Pemulihan atas pelanggaran seperti ini dapat selesaikan dengan dua hal, yaitu dengan satisfaction dan pecuniary reparation. Sedangkan suatu negara dapat saja melakukan pelanggaran perjanjian yang dibuat dengan negara lain. Hal ini menimbulkan kewajiban untuk membayar ganti rugi. Sifat dan besarnya ganti rugi untuk pelanggaran perjanjian internasional ditentukan oleh Perundingan, pengadilan arbitrase, atau Mahkamah Internasional. Masyarakat internasional menganggap bahwa pelanggaran semacam ini merupakan kelalaian suatu negara yang sangat serius. Perbuatan tersebut dapat mengurangi kepercayaan negara-negara kepada negara yang melalaikan perjanjian tersebut, terutama dalam hal mengadakan perjanjian dengannya di kemudian hari. Pelanggaran semacam ini dapat dikategorikan sebagai pelanggaran terhadap prinsip Pacta Sunt Servanda.
Pemerintah Malaysia pernah melakukan pemulihan atas pelanggaran terhadap perwakilan diplomatik Indonesia dengan cara satisfaction, yaitu sehubungan dengan penangkapan Nuslihanah (istri Atase Pendidikan dan Kebudayaan Kedutaan Besar Indonesia di Malaysia) oleh Ikatan Relawan Rakyat Malaysia (RELA). Penangkapan tersebut terjadi di sebuah pusat perbelanjaan di daerah Chowkit, Malaysia. Menurut Nuslihanah, Anggota RELA memeriksanya di tempat yang tidak jauh dari tempat ia ditangkap, dan anggota RELA memperlakukan istri diplomat ini dengan tidak layak. Nuslihanah diperlakukan layaknya pendatang ilegal. Sebagai istri seorang diplomat, Nuslihanah menunjukan kartu diplomat pada waktu pemeriksaan berlangsung, hal ini seharusnya bisa membuat para anggota RELA mengerti bahwa Nuslihanah tidak dapat dikenai penangkapan, tetapi anggota Rela justru menyiram kartu tersebut dengan air, dengan alasan untuk memeriksa keasliannya.

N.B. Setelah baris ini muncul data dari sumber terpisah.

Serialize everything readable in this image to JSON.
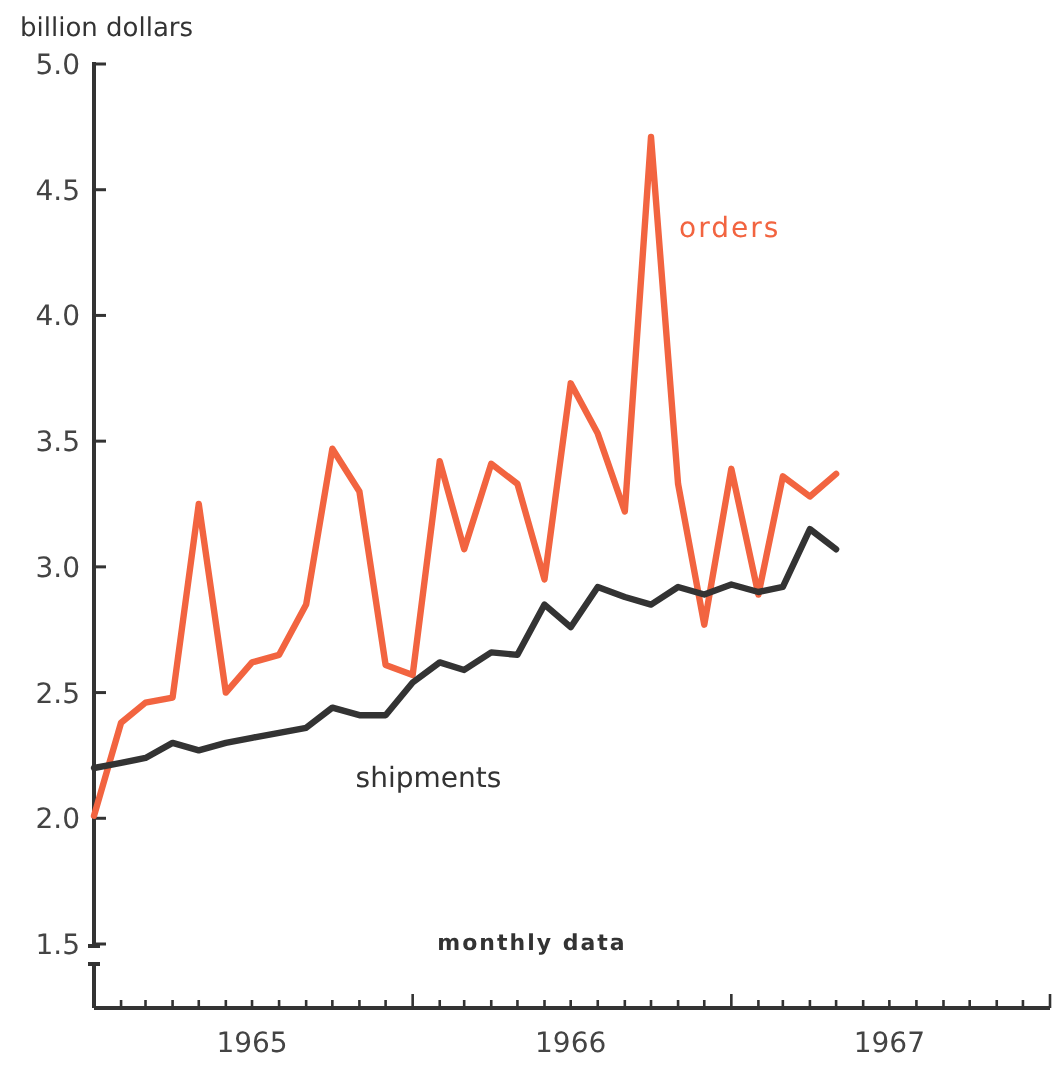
{
  "chart_data": {
    "type": "line",
    "ylabel": "billion dollars",
    "x": [
      "1965-01",
      "1965-02",
      "1965-03",
      "1965-04",
      "1965-05",
      "1965-06",
      "1965-07",
      "1965-08",
      "1965-09",
      "1965-10",
      "1965-11",
      "1965-12",
      "1966-01",
      "1966-02",
      "1966-03",
      "1966-04",
      "1966-05",
      "1966-06",
      "1966-07",
      "1966-08",
      "1966-09",
      "1966-10",
      "1966-11",
      "1966-12",
      "1967-01",
      "1967-02",
      "1967-03",
      "1967-04",
      "1967-05"
    ],
    "series": [
      {
        "name": "orders",
        "color": "#f26440",
        "values": [
          2.01,
          2.38,
          2.46,
          2.48,
          3.25,
          2.5,
          2.62,
          2.65,
          2.85,
          3.47,
          3.3,
          2.61,
          2.57,
          3.42,
          3.07,
          3.41,
          3.33,
          2.95,
          3.73,
          3.53,
          3.22,
          4.71,
          3.33,
          2.77,
          3.39,
          2.89,
          3.36,
          3.28,
          3.37
        ]
      },
      {
        "name": "shipments",
        "color": "#333333",
        "values": [
          2.2,
          2.22,
          2.24,
          2.3,
          2.27,
          2.3,
          2.32,
          2.34,
          2.36,
          2.44,
          2.41,
          2.41,
          2.54,
          2.62,
          2.59,
          2.66,
          2.65,
          2.85,
          2.76,
          2.92,
          2.88,
          2.85,
          2.92,
          2.89,
          2.93,
          2.9,
          2.92,
          3.15,
          3.07
        ]
      }
    ],
    "ylim": [
      1.5,
      5.0
    ],
    "yticks": [
      {
        "value": 1.5,
        "label": "1.5"
      },
      {
        "value": 2,
        "label": "2.0"
      },
      {
        "value": 2.5,
        "label": "2.5"
      },
      {
        "value": 3,
        "label": "3.0"
      },
      {
        "value": 3.5,
        "label": "3.5"
      },
      {
        "value": 4,
        "label": "4.0"
      },
      {
        "value": 4.5,
        "label": "4.5"
      },
      {
        "value": 5,
        "label": "5.0"
      }
    ],
    "xlim": [
      "1965-01",
      "1968-01"
    ],
    "xticks": [
      {
        "value": "1965-07",
        "label": "1965"
      },
      {
        "value": "1966-07",
        "label": "1966"
      },
      {
        "value": "1967-07",
        "label": "1967"
      }
    ],
    "annotations": [
      "monthly data"
    ],
    "grid": false,
    "legend": false,
    "marker": "none",
    "line_style": "solid"
  }
}
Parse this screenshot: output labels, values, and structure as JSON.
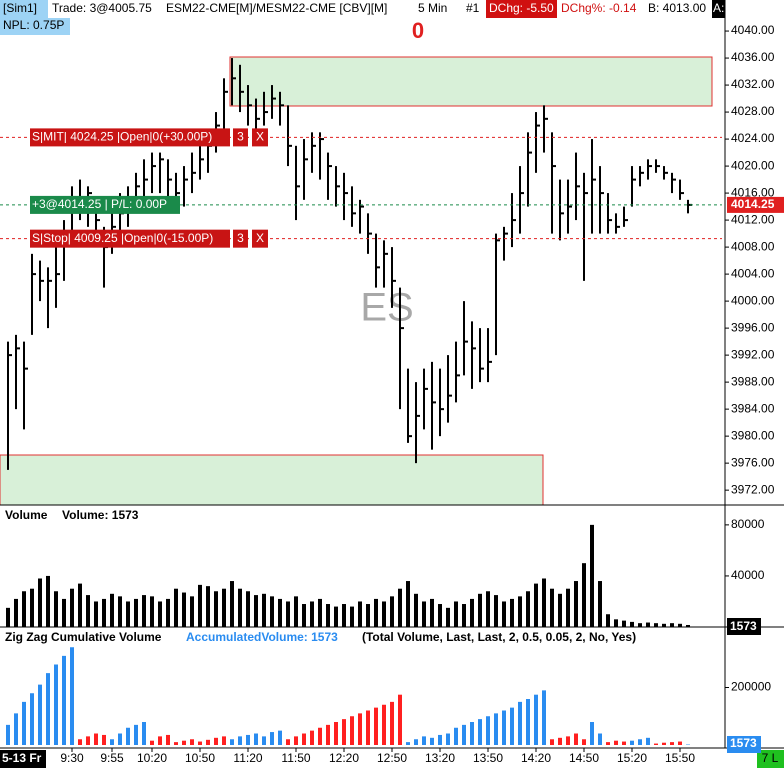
{
  "header": {
    "account": "[Sim1]",
    "trade": "Trade: 3@4005.75",
    "symbol": "ESM22-CME[M]/MESM22-CME [CBV][M]",
    "interval": "5 Min",
    "chart_number": "#1",
    "dchg": "DChg: -5.50",
    "dchg_pct": "DChg%: -0.14",
    "bid": "B: 4013.00",
    "ask": "A:",
    "npl": "NPL: 0.75P"
  },
  "position_count": 0,
  "watermark": "ES",
  "status": "7 L",
  "orders": [
    {
      "label": "S|MIT| 4024.25 |Open|0(+30.00P)",
      "qty": 3,
      "cancel": "X",
      "price": 4024.25
    },
    {
      "label": "S|Stop| 4009.25 |Open|0(-15.00P)",
      "qty": 3,
      "cancel": "X",
      "price": 4009.25
    }
  ],
  "position": {
    "label": "+3@4014.25 | P/L: 0.00P",
    "price": 4014.25
  },
  "chart_data": [
    {
      "type": "ohlc",
      "color": "#000000",
      "categories": [
        "5-13 Fr",
        null,
        null,
        null,
        null,
        null,
        null,
        null,
        "9:30",
        null,
        null,
        null,
        null,
        "9:55",
        null,
        null,
        null,
        null,
        "10:20",
        null,
        null,
        null,
        null,
        null,
        "10:50",
        null,
        null,
        null,
        null,
        null,
        "11:20",
        null,
        null,
        null,
        null,
        null,
        "11:50",
        null,
        null,
        null,
        null,
        null,
        "12:20",
        null,
        null,
        null,
        null,
        null,
        "12:50",
        null,
        null,
        null,
        null,
        null,
        "13:20",
        null,
        null,
        null,
        null,
        null,
        "13:50",
        null,
        null,
        null,
        null,
        null,
        "14:20",
        null,
        null,
        null,
        null,
        null,
        "14:50",
        null,
        null,
        null,
        null,
        null,
        "15:20",
        null,
        null,
        null,
        null,
        null,
        "15:50",
        null
      ],
      "high": [
        3994,
        3995,
        3994,
        4007,
        4006,
        4005,
        4010,
        4012,
        4017,
        4018,
        4017,
        4015,
        4011,
        4014,
        4016,
        4017,
        4019,
        4021,
        4022,
        4022,
        4021,
        4019,
        4020,
        4022,
        4023,
        4025,
        4028,
        4033,
        4036,
        4035,
        4032,
        4030,
        4031,
        4032,
        4031,
        4029,
        4023,
        4024,
        4025,
        4025,
        4022,
        4020,
        4019,
        4017,
        4015,
        4013,
        4010,
        4009,
        4008,
        4002,
        3990,
        3988,
        3990,
        3991,
        3990,
        3992,
        3994,
        4000,
        3997,
        3996,
        3996,
        4010,
        4011,
        4016,
        4020,
        4025,
        4028,
        4029,
        4025,
        4018,
        4018,
        4022,
        4019,
        4024,
        4020,
        4016,
        4013,
        4014,
        4020,
        4020,
        4021,
        4021,
        4020,
        4019,
        4018,
        4015
      ],
      "low": [
        3975,
        3984,
        3981,
        3995,
        4000,
        3996,
        3999,
        4003,
        4008,
        4012,
        4011,
        4008,
        4002,
        4007,
        4009,
        4011,
        4013,
        4015,
        4016,
        4016,
        4013,
        4014,
        4014,
        4016,
        4018,
        4019,
        4022,
        4025,
        4029,
        4028,
        4026,
        4024,
        4026,
        4027,
        4026,
        4020,
        4012,
        4015,
        4019,
        4018,
        4015,
        4014,
        4012,
        4011,
        4010,
        4007,
        4002,
        4002,
        3999,
        3984,
        3979,
        3976,
        3981,
        3978,
        3980,
        3982,
        3985,
        3989,
        3987,
        3988,
        3988,
        3992,
        4006,
        4008,
        4010,
        4014,
        4019,
        4022,
        4010,
        4009,
        4010,
        4012,
        4003,
        4010,
        4010,
        4010,
        4010,
        4011,
        4014,
        4017,
        4018,
        4019,
        4018,
        4016,
        4015,
        4013
      ],
      "close": [
        3992,
        3993,
        3990,
        4004,
        4003,
        4003,
        4004,
        4010,
        4014,
        4015,
        4016,
        4012,
        4008,
        4011,
        4013,
        4015,
        4017,
        4018,
        4020,
        4021,
        4018,
        4016,
        4018,
        4019,
        4021,
        4023,
        4026,
        4031,
        4033,
        4031,
        4029,
        4027,
        4028,
        4030,
        4029,
        4023,
        4017,
        4021,
        4023,
        4024,
        4020,
        4017,
        4016,
        4013,
        4014,
        4010,
        4005,
        4007,
        4003,
        3996,
        3980,
        3983,
        3987,
        3985,
        3984,
        3986,
        3989,
        3994,
        3993,
        3990,
        3991,
        4009,
        4010,
        4012,
        4016,
        4022,
        4026,
        4027,
        4020,
        4013,
        4014,
        4017,
        4016,
        4018,
        4016,
        4012,
        4011,
        4012,
        4018,
        4019,
        4020,
        4020,
        4019,
        4018,
        4016,
        4014.25
      ],
      "ylim": [
        3969.8,
        4044.6
      ],
      "yticks": [
        {
          "value": 4040,
          "label": "4040.00"
        },
        {
          "value": 4036,
          "label": "4036.00"
        },
        {
          "value": 4032,
          "label": "4032.00"
        },
        {
          "value": 4028,
          "label": "4028.00"
        },
        {
          "value": 4024,
          "label": "4024.00"
        },
        {
          "value": 4020,
          "label": "4020.00"
        },
        {
          "value": 4016,
          "label": "4016.00"
        },
        {
          "value": 4012,
          "label": "4012.00"
        },
        {
          "value": 4008,
          "label": "4008.00"
        },
        {
          "value": 4004,
          "label": "4004.00"
        },
        {
          "value": 4000,
          "label": "4000.00"
        },
        {
          "value": 3996,
          "label": "3996.00"
        },
        {
          "value": 3992,
          "label": "3992.00"
        },
        {
          "value": 3988,
          "label": "3988.00"
        },
        {
          "value": 3984,
          "label": "3984.00"
        },
        {
          "value": 3980,
          "label": "3980.00"
        },
        {
          "value": 3976,
          "label": "3976.00"
        },
        {
          "value": 3972,
          "label": "3972.00"
        }
      ]
    },
    {
      "type": "bar",
      "title": "Volume",
      "value_label": "Volume: 1573",
      "color": "#000000",
      "values": [
        15000,
        22000,
        28000,
        30000,
        38000,
        40000,
        28000,
        22000,
        30000,
        34000,
        25000,
        20000,
        22000,
        26000,
        24000,
        20000,
        22000,
        25000,
        24000,
        20000,
        22000,
        30000,
        27000,
        24000,
        33000,
        32000,
        28000,
        30000,
        36000,
        30000,
        28000,
        25000,
        26000,
        24000,
        22000,
        20000,
        24000,
        18000,
        20000,
        22000,
        18000,
        16000,
        18000,
        16000,
        20000,
        18000,
        22000,
        20000,
        24000,
        30000,
        36000,
        26000,
        20000,
        22000,
        18000,
        15000,
        20000,
        18000,
        22000,
        26000,
        28000,
        25000,
        20000,
        22000,
        24000,
        28000,
        34000,
        38000,
        30000,
        26000,
        30000,
        36000,
        50000,
        80000,
        36000,
        10000,
        6000,
        5000,
        4000,
        3000,
        3500,
        3000,
        2500,
        3000,
        2500,
        1573
      ],
      "ylim": [
        0,
        94000
      ],
      "yticks": [
        40000,
        80000
      ]
    },
    {
      "type": "bar",
      "title": "Zig Zag Cumulative Volume",
      "value_label": "AccumulatedVolume: 1573",
      "parameters": "(Total Volume, Last, Last, 2, 0.5, 0.05, 2, No, Yes)",
      "values": [
        70000,
        110000,
        150000,
        180000,
        210000,
        250000,
        280000,
        310000,
        340000,
        20000,
        30000,
        40000,
        35000,
        20000,
        40000,
        60000,
        70000,
        80000,
        15000,
        30000,
        35000,
        10000,
        15000,
        20000,
        12000,
        18000,
        25000,
        30000,
        20000,
        30000,
        35000,
        40000,
        30000,
        45000,
        50000,
        20000,
        30000,
        40000,
        50000,
        60000,
        70000,
        80000,
        90000,
        100000,
        110000,
        120000,
        130000,
        140000,
        150000,
        175000,
        10000,
        20000,
        30000,
        25000,
        35000,
        40000,
        60000,
        70000,
        80000,
        90000,
        100000,
        110000,
        120000,
        130000,
        150000,
        160000,
        175000,
        190000,
        20000,
        25000,
        30000,
        40000,
        20000,
        80000,
        40000,
        10000,
        15000,
        12000,
        15000,
        20000,
        25000,
        5000,
        8000,
        10000,
        12000,
        1573
      ],
      "colors": [
        "#2a8cf0",
        "#2a8cf0",
        "#2a8cf0",
        "#2a8cf0",
        "#2a8cf0",
        "#2a8cf0",
        "#2a8cf0",
        "#2a8cf0",
        "#2a8cf0",
        "#ff2020",
        "#ff2020",
        "#ff2020",
        "#ff2020",
        "#2a8cf0",
        "#2a8cf0",
        "#2a8cf0",
        "#2a8cf0",
        "#2a8cf0",
        "#ff2020",
        "#ff2020",
        "#ff2020",
        "#ff2020",
        "#ff2020",
        "#ff2020",
        "#ff2020",
        "#ff2020",
        "#ff2020",
        "#ff2020",
        "#2a8cf0",
        "#2a8cf0",
        "#2a8cf0",
        "#2a8cf0",
        "#2a8cf0",
        "#2a8cf0",
        "#2a8cf0",
        "#ff2020",
        "#ff2020",
        "#ff2020",
        "#ff2020",
        "#ff2020",
        "#ff2020",
        "#ff2020",
        "#ff2020",
        "#ff2020",
        "#ff2020",
        "#ff2020",
        "#ff2020",
        "#ff2020",
        "#ff2020",
        "#ff2020",
        "#2a8cf0",
        "#2a8cf0",
        "#2a8cf0",
        "#2a8cf0",
        "#2a8cf0",
        "#2a8cf0",
        "#2a8cf0",
        "#2a8cf0",
        "#2a8cf0",
        "#2a8cf0",
        "#2a8cf0",
        "#2a8cf0",
        "#2a8cf0",
        "#2a8cf0",
        "#2a8cf0",
        "#2a8cf0",
        "#2a8cf0",
        "#2a8cf0",
        "#ff2020",
        "#ff2020",
        "#ff2020",
        "#ff2020",
        "#ff2020",
        "#2a8cf0",
        "#2a8cf0",
        "#ff2020",
        "#ff2020",
        "#ff2020",
        "#2a8cf0",
        "#2a8cf0",
        "#2a8cf0",
        "#ff2020",
        "#ff2020",
        "#ff2020",
        "#ff2020",
        "#2a8cf0"
      ],
      "ylim": [
        0,
        400000
      ],
      "yticks": [
        200000
      ]
    }
  ]
}
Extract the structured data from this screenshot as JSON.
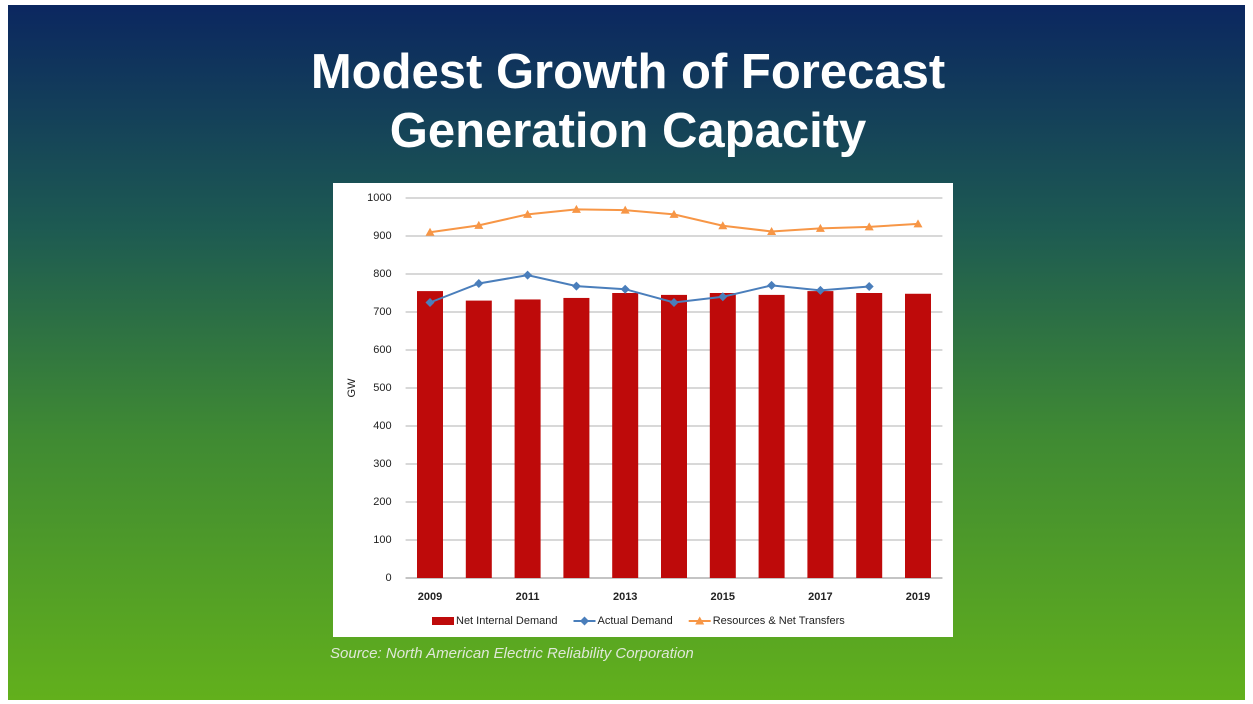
{
  "chart_data": {
    "type": "bar",
    "title": "Modest Growth of Forecast Generation Capacity",
    "source": "Source: North American Electric Reliability Corporation",
    "y_label": "GW",
    "categories": [
      "2009",
      null,
      "2011",
      null,
      "2013",
      null,
      "2015",
      null,
      "2017",
      null,
      "2019"
    ],
    "series": [
      {
        "name": "Net Internal Demand",
        "type": "bar",
        "color": "#be0a0a",
        "values": [
          755,
          730,
          733,
          737,
          750,
          745,
          750,
          745,
          755,
          750,
          748
        ]
      },
      {
        "name": "Actual Demand",
        "type": "line",
        "marker": "diamond",
        "color": "#4a7ebb",
        "values": [
          725,
          775,
          797,
          768,
          760,
          725,
          740,
          770,
          757,
          767,
          null
        ]
      },
      {
        "name": "Resources & Net Transfers",
        "type": "line",
        "marker": "triangle",
        "color": "#f79646",
        "values": [
          910,
          928,
          957,
          970,
          968,
          957,
          927,
          912,
          920,
          924,
          932
        ]
      }
    ],
    "ylim": [
      0,
      1000
    ],
    "yticks": [
      0,
      100,
      200,
      300,
      400,
      500,
      600,
      700,
      800,
      900,
      1000
    ],
    "grid": true,
    "legend": "bottom"
  }
}
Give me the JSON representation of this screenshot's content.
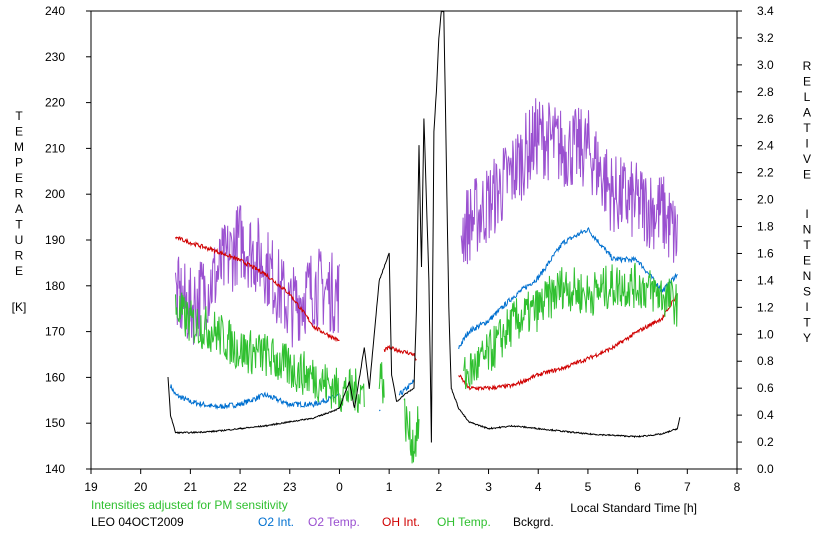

Ditempat tersebut Nuslihanah disuruh jongkok bersama beberapa orang lainnya yang juga ikut ditangkap dan terbukti tidak mengantongi izin tinggal yang sah di negara itu.
Kejadian tersebut merupakan pelanggaran terhadap Pasal 29 Konvensi Wina. Oleh karena itu Pemerintah Malaysia secara hukum internasional memiliki kewajiban atas pemulihan pelanggaran tersebut. Sebagaimana dikenal bentuk pemulihan atas pelanggaran ada dua bentuk yaitu satisfaction dan pecuniary reparation, dan dalam kasus tersebut Pemerintah Malaysia telah menerapkan pemulihan pelanggaran dalam bentuk satisfaction, yaitu dilakukannya permintaaan maaf secara resmi oleh Pemerintah Malysia melalui duta besarnya di Jakarta dan memberikan klarifikasi bahwa peristiwa tersebut terjadi karena kurang pahamnya polisi dan anggota RELA mengenai identitas diplomatik.